Trust inherently involves risk, and there are arguments made for trust as the very basis of morality. Moral integrity is required for all trust relationships: when I trust you I make myself vulnerable to betrayal so I want to know before I embark on that hazardous course that you have integrity, and that the risk I’m taking, while never entirely absent because human beings fall and stumble, is minimal.

There’s a great deal of difference in the distress one feels when betrayed by a politician, and that felt when betrayed by a lover, or friend, or someone in close relationship. I hope there is, anyway. If not, that gives a whole new meaning to the term political tragic. Indeed, I wonder if the term trust is  even appropriate when it comes to our relations with politicians. Perhaps there’s an argument for replacing it with reliability. When I only rely on someone, as opposed to trusting him or her, I’m not going to feel betrayed when he or she lets me down, I’m only going to feel disappointed. Trust and betrayal. Reliability and disappointment. Yes, trust does sound entirely too intimate to be applied to the political relationship.

However, trust is a powerful word, evoking powerful emotions, compared to which mere reliability carries little emotional weight and appeal. The very fact that  politicians choose the word trust is evidence of their desire to emotionally manipulate, and therefore good reason to be wary of trusting them.

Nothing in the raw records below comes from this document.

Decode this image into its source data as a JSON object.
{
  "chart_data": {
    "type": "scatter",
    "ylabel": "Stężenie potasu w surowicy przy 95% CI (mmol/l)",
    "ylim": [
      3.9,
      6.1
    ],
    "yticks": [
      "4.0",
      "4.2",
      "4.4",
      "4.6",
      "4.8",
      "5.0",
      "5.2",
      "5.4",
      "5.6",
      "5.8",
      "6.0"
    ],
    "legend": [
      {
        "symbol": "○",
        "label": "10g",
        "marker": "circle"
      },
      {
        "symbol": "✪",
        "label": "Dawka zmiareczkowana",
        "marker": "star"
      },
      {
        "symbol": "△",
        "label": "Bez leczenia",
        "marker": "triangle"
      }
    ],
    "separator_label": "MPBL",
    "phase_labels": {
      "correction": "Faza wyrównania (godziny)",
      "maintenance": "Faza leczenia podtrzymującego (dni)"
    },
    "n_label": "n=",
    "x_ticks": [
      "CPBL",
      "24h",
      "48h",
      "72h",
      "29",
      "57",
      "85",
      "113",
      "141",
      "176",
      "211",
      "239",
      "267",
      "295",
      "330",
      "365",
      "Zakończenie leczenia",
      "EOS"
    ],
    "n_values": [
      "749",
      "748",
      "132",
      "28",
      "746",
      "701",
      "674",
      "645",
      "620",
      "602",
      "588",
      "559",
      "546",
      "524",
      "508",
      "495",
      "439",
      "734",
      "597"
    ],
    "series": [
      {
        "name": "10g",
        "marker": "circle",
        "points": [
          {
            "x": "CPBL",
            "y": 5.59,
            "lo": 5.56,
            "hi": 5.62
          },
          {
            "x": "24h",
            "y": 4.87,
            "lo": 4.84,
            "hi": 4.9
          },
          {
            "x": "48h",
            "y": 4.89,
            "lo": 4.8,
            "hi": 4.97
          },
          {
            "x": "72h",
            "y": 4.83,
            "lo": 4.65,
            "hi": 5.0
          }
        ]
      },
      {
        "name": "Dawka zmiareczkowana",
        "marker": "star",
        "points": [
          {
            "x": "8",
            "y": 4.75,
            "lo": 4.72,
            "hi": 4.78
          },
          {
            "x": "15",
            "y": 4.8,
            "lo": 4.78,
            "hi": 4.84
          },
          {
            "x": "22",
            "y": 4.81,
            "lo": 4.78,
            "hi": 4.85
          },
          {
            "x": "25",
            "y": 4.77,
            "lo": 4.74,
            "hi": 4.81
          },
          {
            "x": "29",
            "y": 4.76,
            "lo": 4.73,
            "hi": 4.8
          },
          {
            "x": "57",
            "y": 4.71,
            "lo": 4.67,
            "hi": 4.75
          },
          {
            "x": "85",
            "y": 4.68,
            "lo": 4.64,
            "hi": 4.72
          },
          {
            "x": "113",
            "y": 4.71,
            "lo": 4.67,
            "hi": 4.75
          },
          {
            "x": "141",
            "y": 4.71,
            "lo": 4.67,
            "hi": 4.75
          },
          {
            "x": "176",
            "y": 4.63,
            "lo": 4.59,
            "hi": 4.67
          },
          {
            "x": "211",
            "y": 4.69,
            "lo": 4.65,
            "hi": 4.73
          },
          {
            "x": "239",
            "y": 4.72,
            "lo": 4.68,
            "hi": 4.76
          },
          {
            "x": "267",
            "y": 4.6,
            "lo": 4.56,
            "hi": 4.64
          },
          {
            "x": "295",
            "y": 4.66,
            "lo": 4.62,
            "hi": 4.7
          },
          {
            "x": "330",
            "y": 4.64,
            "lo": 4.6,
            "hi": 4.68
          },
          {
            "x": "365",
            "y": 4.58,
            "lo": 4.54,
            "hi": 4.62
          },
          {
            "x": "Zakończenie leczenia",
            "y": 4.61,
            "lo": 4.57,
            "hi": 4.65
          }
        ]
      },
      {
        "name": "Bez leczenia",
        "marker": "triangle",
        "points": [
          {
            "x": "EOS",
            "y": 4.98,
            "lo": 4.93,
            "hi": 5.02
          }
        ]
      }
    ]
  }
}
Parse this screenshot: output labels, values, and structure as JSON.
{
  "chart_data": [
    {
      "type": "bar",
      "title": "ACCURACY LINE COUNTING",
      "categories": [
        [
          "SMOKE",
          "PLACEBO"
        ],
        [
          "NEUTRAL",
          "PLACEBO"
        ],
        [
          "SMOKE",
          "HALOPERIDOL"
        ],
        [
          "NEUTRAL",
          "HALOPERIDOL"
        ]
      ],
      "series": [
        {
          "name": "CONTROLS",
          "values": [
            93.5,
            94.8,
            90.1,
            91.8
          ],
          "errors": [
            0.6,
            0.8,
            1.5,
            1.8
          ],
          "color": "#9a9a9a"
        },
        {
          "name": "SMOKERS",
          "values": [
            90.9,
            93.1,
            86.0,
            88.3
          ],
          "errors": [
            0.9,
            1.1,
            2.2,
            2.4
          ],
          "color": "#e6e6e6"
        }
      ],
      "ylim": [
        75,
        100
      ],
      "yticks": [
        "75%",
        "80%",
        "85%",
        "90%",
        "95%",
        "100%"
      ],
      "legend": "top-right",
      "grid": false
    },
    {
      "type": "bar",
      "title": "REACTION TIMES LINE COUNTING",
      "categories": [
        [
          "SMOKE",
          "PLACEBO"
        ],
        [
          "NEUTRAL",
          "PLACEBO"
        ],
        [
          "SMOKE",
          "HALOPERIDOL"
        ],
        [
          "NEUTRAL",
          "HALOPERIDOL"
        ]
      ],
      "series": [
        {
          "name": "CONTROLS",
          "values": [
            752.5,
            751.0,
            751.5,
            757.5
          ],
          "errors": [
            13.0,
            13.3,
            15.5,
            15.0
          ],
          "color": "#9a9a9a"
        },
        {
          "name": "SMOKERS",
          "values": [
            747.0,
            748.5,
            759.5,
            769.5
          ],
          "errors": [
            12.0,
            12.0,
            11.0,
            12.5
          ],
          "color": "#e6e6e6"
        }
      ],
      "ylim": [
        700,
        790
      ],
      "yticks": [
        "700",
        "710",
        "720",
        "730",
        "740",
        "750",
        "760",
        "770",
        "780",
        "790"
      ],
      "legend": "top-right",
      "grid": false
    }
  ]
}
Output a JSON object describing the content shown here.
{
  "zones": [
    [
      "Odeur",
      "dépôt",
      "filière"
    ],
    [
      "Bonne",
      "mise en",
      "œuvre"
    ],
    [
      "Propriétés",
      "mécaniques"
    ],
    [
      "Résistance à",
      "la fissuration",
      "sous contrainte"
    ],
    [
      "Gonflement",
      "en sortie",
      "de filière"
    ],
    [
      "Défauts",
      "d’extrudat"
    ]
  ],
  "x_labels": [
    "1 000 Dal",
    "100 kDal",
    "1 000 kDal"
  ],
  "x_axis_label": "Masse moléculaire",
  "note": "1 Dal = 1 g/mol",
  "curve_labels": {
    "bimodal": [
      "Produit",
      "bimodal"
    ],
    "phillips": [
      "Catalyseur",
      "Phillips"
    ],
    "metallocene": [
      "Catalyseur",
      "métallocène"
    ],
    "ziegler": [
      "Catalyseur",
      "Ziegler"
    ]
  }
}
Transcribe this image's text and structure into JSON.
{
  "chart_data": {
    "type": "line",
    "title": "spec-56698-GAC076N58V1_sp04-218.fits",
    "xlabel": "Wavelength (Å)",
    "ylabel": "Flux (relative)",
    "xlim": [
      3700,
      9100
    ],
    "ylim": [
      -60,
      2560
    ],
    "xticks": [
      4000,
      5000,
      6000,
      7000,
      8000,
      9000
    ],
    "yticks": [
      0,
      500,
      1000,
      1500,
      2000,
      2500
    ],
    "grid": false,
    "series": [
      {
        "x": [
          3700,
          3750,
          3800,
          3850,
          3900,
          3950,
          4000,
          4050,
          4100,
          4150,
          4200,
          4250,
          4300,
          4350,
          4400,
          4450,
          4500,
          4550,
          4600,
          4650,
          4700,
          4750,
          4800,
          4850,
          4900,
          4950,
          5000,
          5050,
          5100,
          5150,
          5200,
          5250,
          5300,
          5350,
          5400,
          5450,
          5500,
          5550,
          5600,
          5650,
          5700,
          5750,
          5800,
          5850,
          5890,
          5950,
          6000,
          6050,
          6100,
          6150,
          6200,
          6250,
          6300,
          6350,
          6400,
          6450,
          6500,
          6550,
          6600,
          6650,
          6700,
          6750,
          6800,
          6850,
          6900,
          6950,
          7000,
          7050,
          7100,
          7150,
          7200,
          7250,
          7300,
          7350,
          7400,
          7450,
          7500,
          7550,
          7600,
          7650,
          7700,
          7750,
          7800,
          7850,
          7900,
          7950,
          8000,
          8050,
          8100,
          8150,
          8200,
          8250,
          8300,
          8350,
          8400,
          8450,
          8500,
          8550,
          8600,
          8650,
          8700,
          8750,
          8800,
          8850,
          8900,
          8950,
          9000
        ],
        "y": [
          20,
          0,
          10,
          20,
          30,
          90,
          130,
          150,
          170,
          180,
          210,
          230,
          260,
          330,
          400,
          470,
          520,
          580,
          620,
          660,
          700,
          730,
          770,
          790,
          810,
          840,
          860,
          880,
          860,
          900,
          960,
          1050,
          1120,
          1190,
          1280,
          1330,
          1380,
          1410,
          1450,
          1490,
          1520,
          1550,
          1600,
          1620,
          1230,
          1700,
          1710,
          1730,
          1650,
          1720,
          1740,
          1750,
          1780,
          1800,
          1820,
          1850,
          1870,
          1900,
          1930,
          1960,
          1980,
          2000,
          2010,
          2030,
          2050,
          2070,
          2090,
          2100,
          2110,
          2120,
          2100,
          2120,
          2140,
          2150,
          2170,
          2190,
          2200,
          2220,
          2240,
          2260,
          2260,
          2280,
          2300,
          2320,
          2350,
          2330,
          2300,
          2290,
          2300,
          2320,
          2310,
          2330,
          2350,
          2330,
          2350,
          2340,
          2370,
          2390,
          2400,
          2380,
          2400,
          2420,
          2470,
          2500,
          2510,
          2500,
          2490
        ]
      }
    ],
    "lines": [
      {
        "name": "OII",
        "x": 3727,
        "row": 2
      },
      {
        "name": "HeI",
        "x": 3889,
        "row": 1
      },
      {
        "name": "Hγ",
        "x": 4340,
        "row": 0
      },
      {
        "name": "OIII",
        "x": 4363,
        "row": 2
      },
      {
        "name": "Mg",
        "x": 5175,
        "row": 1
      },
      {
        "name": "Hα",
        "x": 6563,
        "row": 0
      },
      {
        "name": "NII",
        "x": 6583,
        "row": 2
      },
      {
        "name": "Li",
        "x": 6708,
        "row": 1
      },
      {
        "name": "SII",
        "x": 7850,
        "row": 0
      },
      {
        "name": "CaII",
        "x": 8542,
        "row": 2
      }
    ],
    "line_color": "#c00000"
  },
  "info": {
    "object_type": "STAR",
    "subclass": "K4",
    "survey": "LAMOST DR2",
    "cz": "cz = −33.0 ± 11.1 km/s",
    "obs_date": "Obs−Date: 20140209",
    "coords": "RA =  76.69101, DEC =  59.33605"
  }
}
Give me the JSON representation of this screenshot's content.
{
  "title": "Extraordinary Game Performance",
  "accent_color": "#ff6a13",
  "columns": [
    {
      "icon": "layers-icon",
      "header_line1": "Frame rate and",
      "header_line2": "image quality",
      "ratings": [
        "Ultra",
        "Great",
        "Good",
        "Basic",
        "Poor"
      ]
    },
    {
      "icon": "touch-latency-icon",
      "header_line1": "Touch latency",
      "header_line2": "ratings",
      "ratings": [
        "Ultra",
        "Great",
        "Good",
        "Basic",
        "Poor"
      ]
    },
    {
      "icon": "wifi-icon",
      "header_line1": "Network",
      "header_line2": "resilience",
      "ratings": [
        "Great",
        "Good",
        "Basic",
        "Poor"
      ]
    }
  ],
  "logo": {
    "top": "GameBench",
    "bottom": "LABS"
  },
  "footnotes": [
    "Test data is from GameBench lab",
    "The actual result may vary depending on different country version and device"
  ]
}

If we were asked to judge and compare Rudd and Abbott on their reliability most of us would laugh like drains and that would be the end of the campaign. When we’re asked to trust them that’s a whole other ball game, and because of the emotional power of the concept, a far more serious one.

When I Googled “trust” I encountered such gems as “Loving someone is giving them the power to break your heart, but trusting them not to.”  And “Trust starts with truth and ends with truth.” And my personal favourite from Twitter: “Truly falling in love with you is not one of the greatest mistakes of my life but trusting you madly is one of the biggest mistakes of my life ever.” Trust, then is generally perceived as belonging in the private, not the political domain. The betrayal of trust is rather a serious matter, and has consequences, most of which are very unpleasant. Once lost, it’s hard to recover.

It seems to me that fighting this election on which of two politicians is the most trustworthy is a sign of our escalating political insanity. The records of both men demonstrate their lack of integrity, and their wavering moralities. There is no justification at all for placing trust in either of them.

How much better to focus on the policies espoused by both major parties and ignore their leaders.  I need a good deal more than the faith, trust and a little pixie dust offered by Rudd and Abbott in their presidential race to win government. Gentlemen, neither of you cut the mustard in the trust stakes and you aren’t that reliable either. And if I consider a final Google gem: “To be trusted is a greater compliment than to be loved”, well, chaps, forget it.